A Medicaid recipient currently cannot be charged premiums or out-of-pocket costs that exceed 5 percent of household income. However, the new policies would remove other restrictions on copays, opening the way for their more widespread use and for increasing costs. These changes would disproportionately affect those with the most serious health conditions.
States could also request to eliminate other Medicaid benefits, including non-emergency medical transportation and screenings for 19- and 20-year-olds for a comprehensive series of tests known as the Early and Periodic Screening, Diagnostic and Treatment benefit.
Under current regulations, Medicaid covers all federally approved prescription drugs. Under the new guidelines, a state could ask that it be allowed to cover just one drug per class for most conditions. This is similar to the requirements for private insurance coverage offered in the ACA marketplaces. Access to drugs would be restricted for a range of serious illnesses, including cancer.

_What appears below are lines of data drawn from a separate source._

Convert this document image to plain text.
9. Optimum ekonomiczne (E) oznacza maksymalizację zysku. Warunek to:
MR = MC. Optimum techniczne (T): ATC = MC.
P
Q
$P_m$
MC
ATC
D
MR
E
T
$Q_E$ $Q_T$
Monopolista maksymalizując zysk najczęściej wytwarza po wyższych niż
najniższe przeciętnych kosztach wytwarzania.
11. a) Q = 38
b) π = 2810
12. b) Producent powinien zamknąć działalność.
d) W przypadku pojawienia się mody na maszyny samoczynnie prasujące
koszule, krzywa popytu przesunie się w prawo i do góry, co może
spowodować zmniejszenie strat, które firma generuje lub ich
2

The move to follow the ACA marketplace’s guidelines on private insurance coverage is confirmation that the program known as Obamacare was not an advance, but regressive legislation aimed at reducing health care costs and rationing care. The Trump administration’s adoption of its standards is proof of this.
The White House’s new proposals take advantage of the fact that about two-thirds of Medicaid participants are currently enrolled in private managed-care firms. The policy would reduce federal oversight of how these companies operate, and states would be able to choose if they want to follow federal rules ensuring that health plans provide reasonable access to a sufficient number of in-network doctors and hospitals.

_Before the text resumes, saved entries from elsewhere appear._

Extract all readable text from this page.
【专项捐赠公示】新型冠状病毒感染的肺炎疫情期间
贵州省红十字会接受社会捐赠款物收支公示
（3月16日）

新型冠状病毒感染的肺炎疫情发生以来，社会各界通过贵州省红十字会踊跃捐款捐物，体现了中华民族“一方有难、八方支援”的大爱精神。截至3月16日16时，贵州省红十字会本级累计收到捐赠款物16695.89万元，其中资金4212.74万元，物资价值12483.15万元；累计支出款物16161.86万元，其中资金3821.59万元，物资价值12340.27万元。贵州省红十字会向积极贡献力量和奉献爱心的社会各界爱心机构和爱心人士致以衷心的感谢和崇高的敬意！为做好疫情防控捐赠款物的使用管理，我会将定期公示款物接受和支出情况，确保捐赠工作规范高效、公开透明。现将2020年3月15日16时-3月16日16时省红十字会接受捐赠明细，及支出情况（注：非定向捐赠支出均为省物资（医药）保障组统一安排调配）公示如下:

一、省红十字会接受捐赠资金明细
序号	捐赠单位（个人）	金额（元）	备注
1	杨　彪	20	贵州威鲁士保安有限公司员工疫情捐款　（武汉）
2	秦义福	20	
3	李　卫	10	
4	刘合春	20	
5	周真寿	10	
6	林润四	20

This assault on Medicaid is the latest volley in the Trump administration’s war on entitlement programs. After having failed in its efforts to repeal and replace Obamacare in 2017, the White House is seeking to make inroads into the Medicaid program as the first step toward eliminating the social programs signed into law by President Roosevelt in 1935 and Lyndon Johnson in 1965—Social Security and Medicaid.
The Democratic Party offers no alternative to this attack. The calls for “Medicare for All” by Democratic presidential candidates Senators Bernie Sanders and Elizabeth Warren are a fraud. They know that they will not be voted into law, and that the health care industry will not voluntarily relinquish its grip on the delivery of medical care.
A response to the crisis in health care requires a genuine struggle for socialized medicine, which places the social right to health care in the hands of a workers government, which puts human need above the profits of the private health insurers, pharmaceutical corporations and health care chains.